In the wake of RFK’s assassination, a pall descended on the Democratic Party. The protests against the Vietnam War and the civil-rights and cultural revolutions of the 1960s culminated in one of the most combustible party conventions in the nation’s history.

Some in the Kennedy camp persuaded Senator George McGovern of South Dakota to serve as a stand-in candidate against the war, but the request was driven by sentiment, not reality. A desperate effort was made to induce Robert Kennedy’s grieving brother, Ted, to make himself available for the presidential nomination. It got nowhere.

The emotional high point of the convention was neither the roll call that finally gave the nomination to Humphrey nor his intrepid but forlorn acceptance speech.

The screening of a Robert Kennedy memorial film held the audience spellbound. Delegates watched in silence and then broke into wild applause and singing that went on and on until convention chair Carl Albert finally gaveled it down.

Many Democrats began to wonder whether, if Robert Kennedy had lived, he could have won the nomination after all by persuading Democrats to abandon the weakened Humphrey.

Kennedy’s campaign manager, brother-in-law Steve Smith, said: “You have to presume that Robert would have made it.”

Forty years later, John Lewis, a hero of the march on Selma and now a Georgia congressman, agrees: “I think he would have gone into that Democratic convention in Chicago and the convention would have turned to him.”

When in the fall Humphrey lost to Richard Nixon by the narrowest of margins, the what-ifs were heard anew. Kennedy as the nominee, Lewis says, would have drawn many voters dissatisfied with Humphrey’s 11th-hour break from LBJ’s war policy.

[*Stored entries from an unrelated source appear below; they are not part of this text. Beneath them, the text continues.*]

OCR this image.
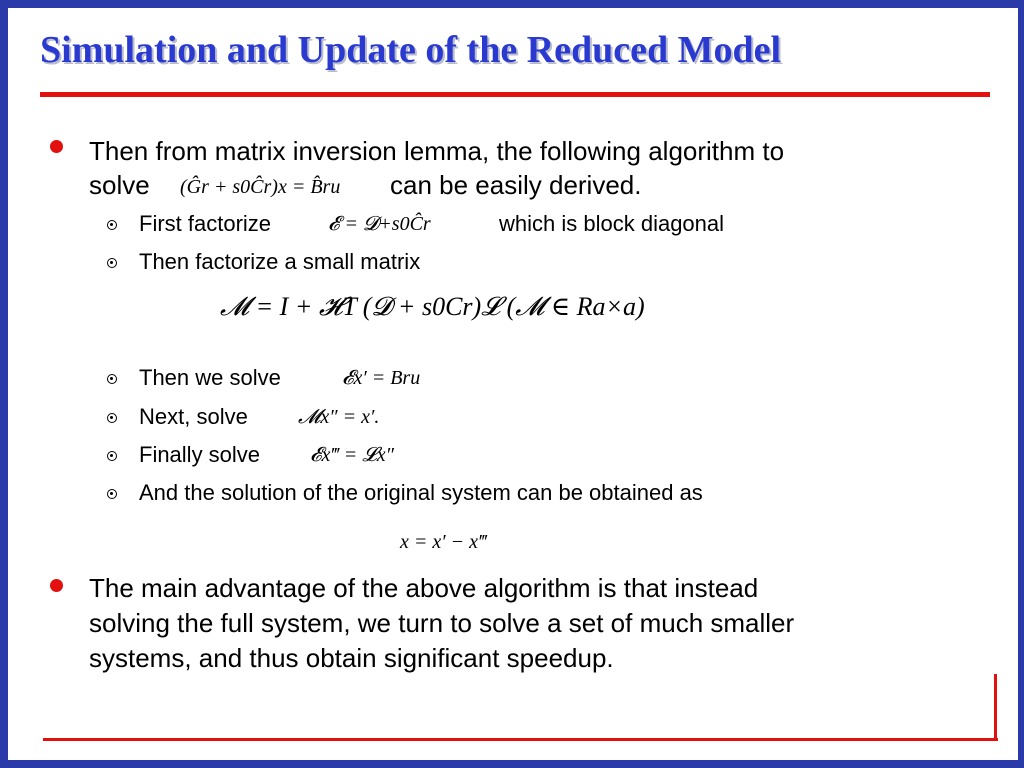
Simulation and Update of the Reduced Model

Then from matrix inversion lemma, the following algorithm to

solve (Ĝr + s0Ĉr)x = B̂ru can be easily derived.
First factorize	𝓔 = 𝓓+s0Ĉr	which is block diagonal
Then factorize a small matrix
𝓜 = I + 𝓗T (𝓓 + s0Cr)𝓛 (𝓜 ∈ Ra×a)
Then we solve	𝓔x′ = Bru
Next, solve	𝓜x″ = x′.
Finally solve 𝓔x‴ = 𝓛x″
And the solution of the original system can be obtained as
x = x′ − x‴

The main advantage of the above algorithm is that instead

solving the full system, we turn to solve a set of much smaller

systems, and thus obtain significant speedup.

Beyond that, Kennedy probably would have benefited from the inferiority complex that burdened Nixon. Like other Republicans, Nixon liked to talk dismissively of “Bobby.” But he was intimidated by the family whose leader in 1960 had shattered his presidential dreams. The spectacle of Robert Kennedy pounding at him through the autumn of 1968 very likely would have taken a toll.

What kind of president would RFK have been? “If Robert Kennedy had lived,” Lewis says, “I’m convinced that he would have ended the war and he would have built on the efforts of Lyndon Johnson—would have taken the Great Society much farther down the road.”

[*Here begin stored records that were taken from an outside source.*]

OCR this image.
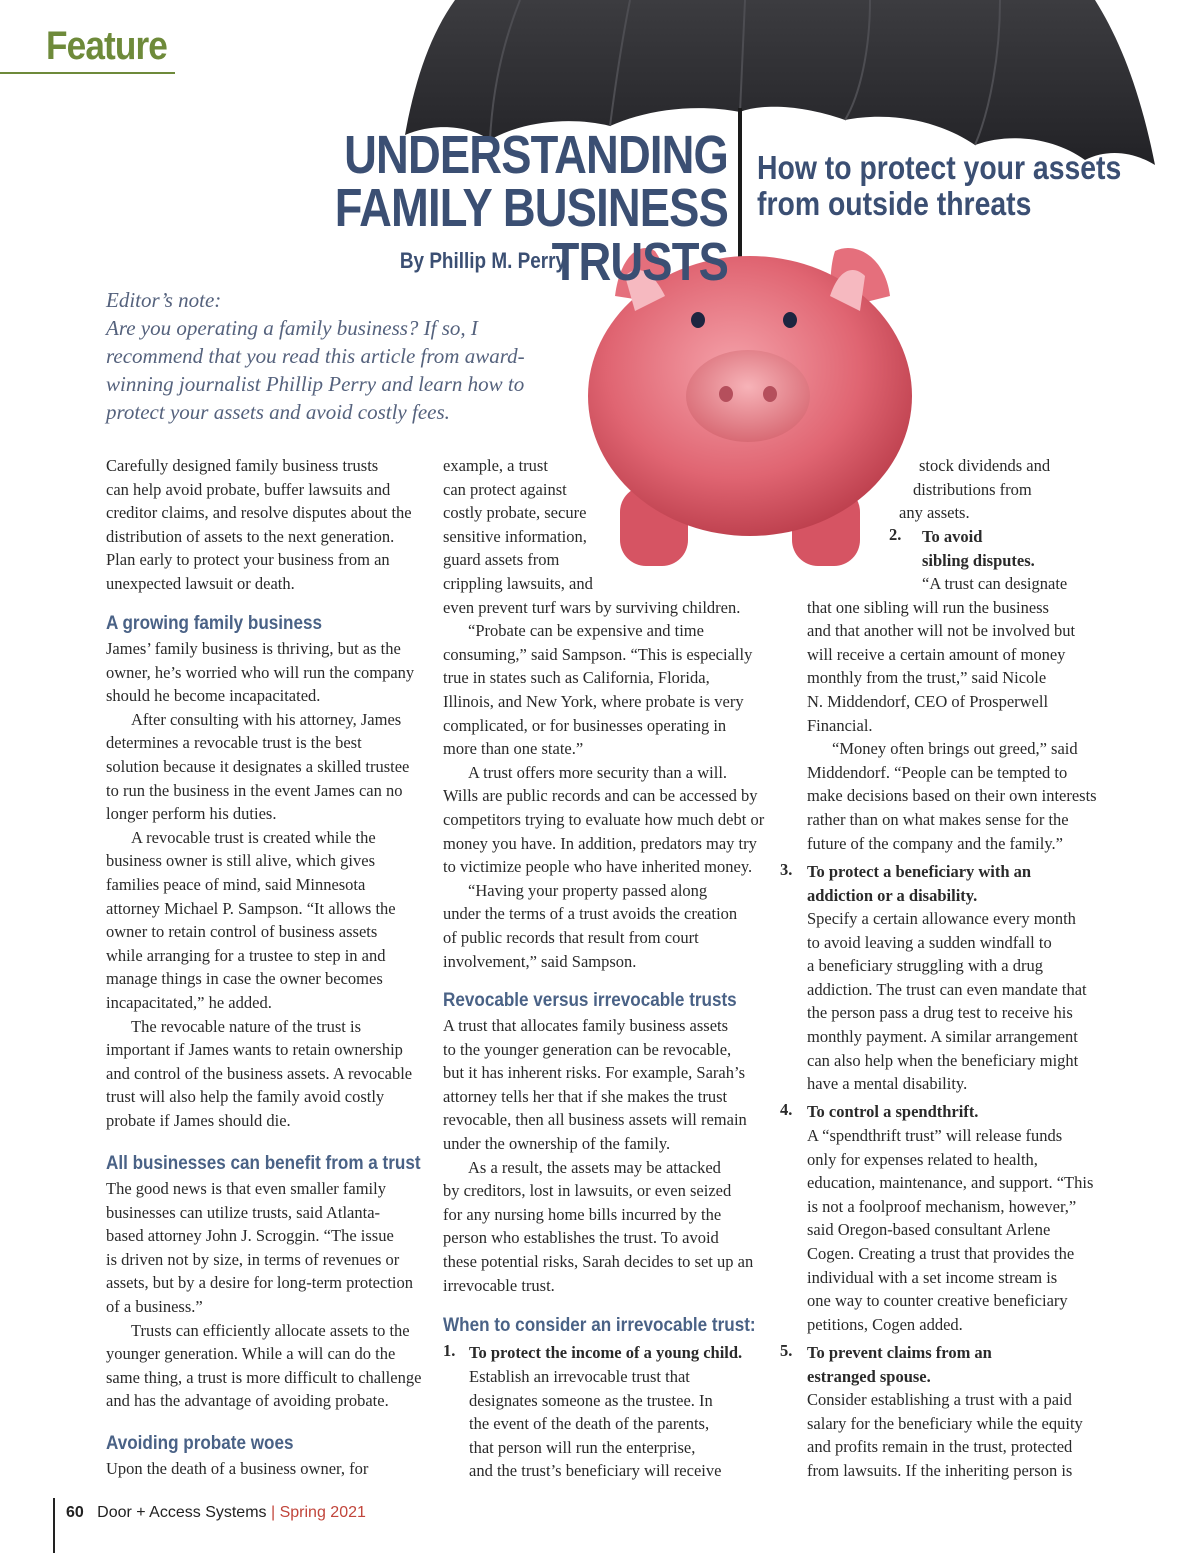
Feature
UNDERSTANDING
FAMILY BUSINESS TRUSTS
How to protect your assets
from outside threats
By Phillip M. Perry
Editor’s note:
Are you operating a family business? If so, I
recommend that you read this article from award-
winning journalist Phillip Perry and learn how to
protect your assets and avoid costly fees.
Carefully designed family business trusts
can help avoid probate, buffer lawsuits and
creditor claims, and resolve disputes about the
distribution of assets to the next generation.
Plan early to protect your business from an
unexpected lawsuit or death.
A growing family business
James’ family business is thriving, but as the
owner, he’s worried who will run the company
should he become incapacitated.
After consulting with his attorney, James
determines a revocable trust is the best
solution because it designates a skilled trustee
to run the business in the event James can no
longer perform his duties.
A revocable trust is created while the
business owner is still alive, which gives
families peace of mind, said Minnesota
attorney Michael P. Sampson. “It allows the
owner to retain control of business assets
while arranging for a trustee to step in and
manage things in case the owner becomes
incapacitated,” he added.
The revocable nature of the trust is
important if James wants to retain ownership
and control of the business assets. A revocable
trust will also help the family avoid costly
probate if James should die.
All businesses can benefit from a trust
The good news is that even smaller family
businesses can utilize trusts, said Atlanta-
based attorney John J. Scroggin. “The issue
is driven not by size, in terms of revenues or
assets, but by a desire for long-term protection
of a business.”
Trusts can efficiently allocate assets to the
younger generation. While a will can do the
same thing, a trust is more difficult to challenge
and has the advantage of avoiding probate.
Avoiding probate woes
Upon the death of a business owner, for
example, a trust
can protect against
costly probate, secure
sensitive information,
guard assets from
crippling lawsuits, and
even prevent turf wars by surviving children.
“Probate can be expensive and time
consuming,” said Sampson. “This is especially
true in states such as California, Florida,
Illinois, and New York, where probate is very
complicated, or for businesses operating in
more than one state.”
A trust offers more security than a will.
Wills are public records and can be accessed by
competitors trying to evaluate how much debt or
money you have. In addition, predators may try
to victimize people who have inherited money.
“Having your property passed along
under the terms of a trust avoids the creation
of public records that result from court
involvement,” said Sampson.
Revocable versus irrevocable trusts
A trust that allocates family business assets
to the younger generation can be revocable,
but it has inherent risks. For example, Sarah’s
attorney tells her that if she makes the trust
revocable, then all business assets will remain
under the ownership of the family.
As a result, the assets may be attacked
by creditors, lost in lawsuits, or even seized
for any nursing home bills incurred by the
person who establishes the trust. To avoid
these potential risks, Sarah decides to set up an
irrevocable trust.
When to consider an irrevocable trust:
1. To protect the income of a young child.
Establish an irrevocable trust that
designates someone as the trustee. In
the event of the death of the parents,
that person will run the enterprise,
and the trust’s beneficiary will receive
stock dividends and
distributions from
any assets.
2. To avoid
sibling disputes.
“A trust can designate
that one sibling will run the business
and that another will not be involved but
will receive a certain amount of money
monthly from the trust,” said Nicole
N. Middendorf, CEO of Prosperwell
Financial.
“Money often brings out greed,” said
Middendorf. “People can be tempted to
make decisions based on their own interests
rather than on what makes sense for the
future of the company and the family.”
3. To protect a beneficiary with an
addiction or a disability.
Specify a certain allowance every month
to avoid leaving a sudden windfall to
a beneficiary struggling with a drug
addiction. The trust can even mandate that
the person pass a drug test to receive his
monthly payment. A similar arrangement
can also help when the beneficiary might
have a mental disability.
4. To control a spendthrift.
A “spendthrift trust” will release funds
only for expenses related to health,
education, maintenance, and support. “This
is not a foolproof mechanism, however,”
said Oregon-based consultant Arlene
Cogen. Creating a trust that provides the
individual with a set income stream is
one way to counter creative beneficiary
petitions, Cogen added.
5. To prevent claims from an
estranged spouse.
Consider establishing a trust with a paid
salary for the beneficiary while the equity
and profits remain in the trust, protected
from lawsuits. If the inheriting person is
60 Door + Access Systems | Spring 2021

Kennedy, others said at the time, almost certainly would have ended the American involvement in Vietnam either through a negotiated settlement between the warring Vietnamese or by withdrawing long before President Nixon pulled out the last US troops.

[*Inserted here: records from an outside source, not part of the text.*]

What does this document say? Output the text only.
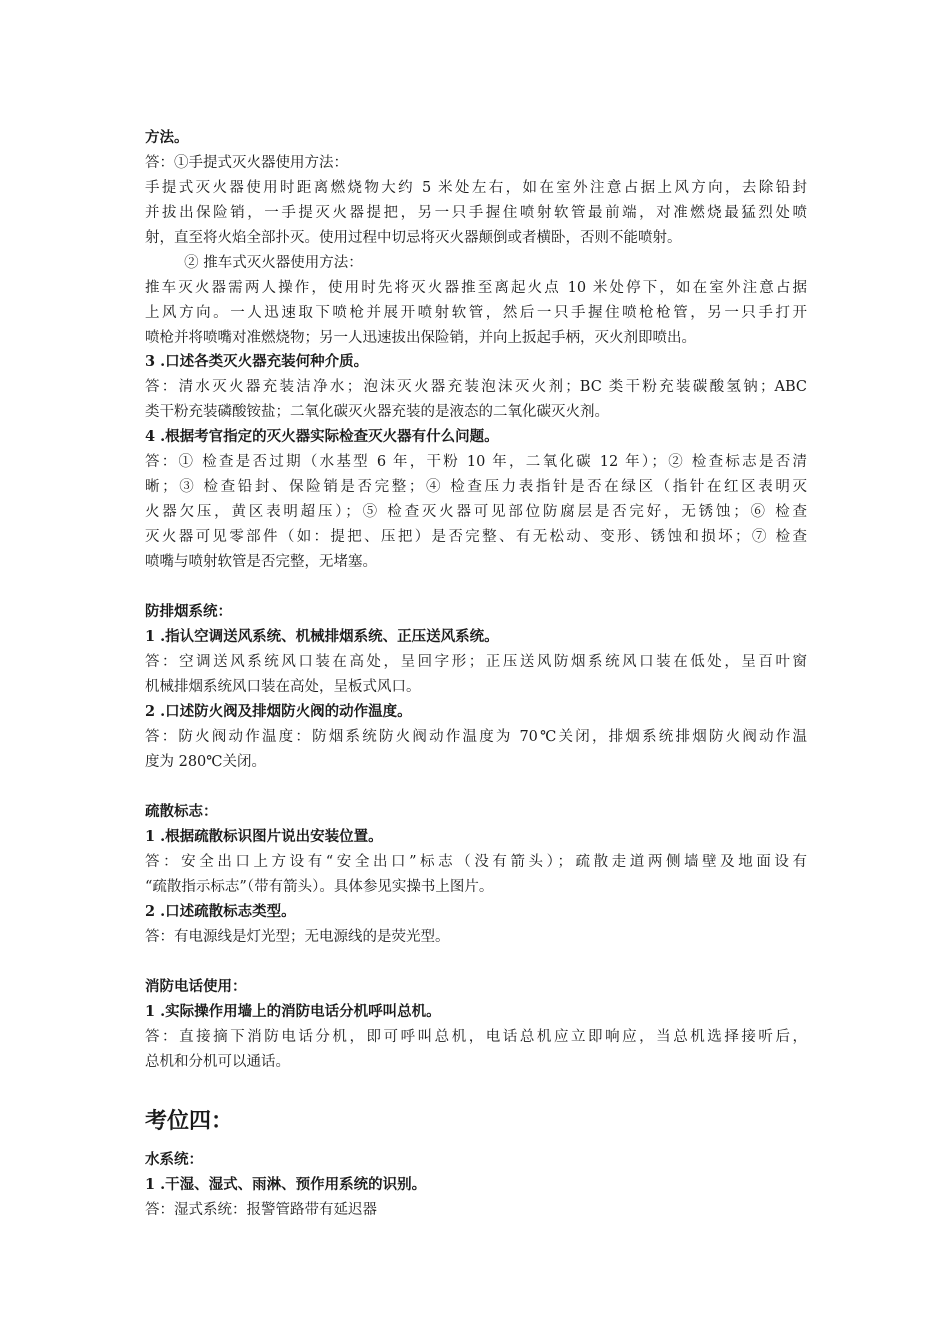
方法。
答：①手提式灭火器使用方法：
手提式灭火器使用时距离燃烧物大约 5 米处左右，如在室外注意占据上风方向，去除铅封
并拔出保险销，一手提灭火器提把，另一只手握住喷射软管最前端，对准燃烧最猛烈处喷
射，直至将火焰全部扑灭。使用过程中切忌将灭火器颠倒或者横卧，否则不能喷射。
② 推车式灭火器使用方法：
推车灭火器需两人操作，使用时先将灭火器推至离起火点 10 米处停下，如在室外注意占据
上风方向。一人迅速取下喷枪并展开喷射软管，然后一只手握住喷枪枪管，另一只手打开
喷枪并将喷嘴对准燃烧物；另一人迅速拔出保险销，并向上扳起手柄，灭火剂即喷出。
3 .口述各类灭火器充装何种介质。
答：清水灭火器充装洁净水；泡沫灭火器充装泡沫灭火剂；BC 类干粉充装碳酸氢钠；ABC
类干粉充装磷酸铵盐；二氧化碳灭火器充装的是液态的二氧化碳灭火剂。
4 .根据考官指定的灭火器实际检查灭火器有什么问题。
答：① 检查是否过期（水基型 6 年，干粉 10 年，二氧化碳 12 年）；② 检查标志是否清
晰；③ 检查铅封、保险销是否完整；④ 检查压力表指针是否在绿区（指针在红区表明灭
火器欠压，黄区表明超压）；⑤ 检查灭火器可见部位防腐层是否完好，无锈蚀；⑥ 检查
灭火器可见零部件（如：提把、压把）是否完整、有无松动、变形、锈蚀和损坏；⑦ 检查
喷嘴与喷射软管是否完整，无堵塞。
防排烟系统：
1 .指认空调送风系统、机械排烟系统、正压送风系统。
答：空调送风系统风口装在高处，呈回字形；正压送风防烟系统风口装在低处，呈百叶窗
机械排烟系统风口装在高处，呈板式风口。
2 .口述防火阀及排烟防火阀的动作温度。
答：防火阀动作温度：防烟系统防火阀动作温度为 70℃关闭，排烟系统排烟防火阀动作温
度为 280℃关闭。
疏散标志：
1 .根据疏散标识图片说出安装位置。
答：安全出口上方设有“安全出口”标志（没有箭头）；疏散走道两侧墙壁及地面设有
“疏散指示标志”（带有箭头）。具体参见实操书上图片。
2 .口述疏散标志类型。
答：有电源线是灯光型；无电源线的是荧光型。
消防电话使用：
1 .实际操作用墙上的消防电话分机呼叫总机。
答：直接摘下消防电话分机，即可呼叫总机，电话总机应立即响应，当总机选择接听后，
总机和分机可以通话。
考位四：
水系统：
1 .干湿、湿式、雨淋、预作用系统的识别。
答：湿式系统：报警管路带有延迟器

Domestically, a Robert Kennedy presidency would have, at a minimum, saved the country much political grief. It would have meant no Spiro Agnew vice presidency and resignation, no Watergate scandal, no constitutional crisis that ended with Nixon’s own resignation.

Some conjectured much later that Kennedy would have kept alive important aspects of the fight against urban unrest and poverty begun by JFK and LBJ but hindered by the costs of the Vietnam War. Said Richard Goodwin: “He might well have been able to sustain that liberal impulse for quite a while.”

With Robert Kennedy’s voice silenced and without his burning impatience, the Democratic Party slipped into the dismal years of Jimmy Carter and then was eclipsed by the conservatism of the Reagan Revolution. Robert’s brother Ted, though he failed in reaching the presidency, has persevered in the Senate as torchbearer of the legacy of his fallen brothers.

Earlier this year, Ted Kennedy invoked the memory of Robert Kennedy by throwing his support behind the presidential candidacy of Barack Obama, another charismatic and impatient Democrat.

Lewis, an early Hillary Clinton supporter who switched to Obama, says: “I don’t think we’ve had anything close to the dedication of Robert Kennedy until Obama. I see a similarity in their ability to build a coalition of the poorest of the poor, the middle class, and even those doing well.”

It’s too soon to speculate on whether Obama will fill the void in the Democratic Party left 40 years ago by the passing of Robert Kennedy. But like RFK, Obama has rallied an army of young Americans with the same insistent oratory that in 1968 inflamed arguably the most dramatic presidential campaign in American history.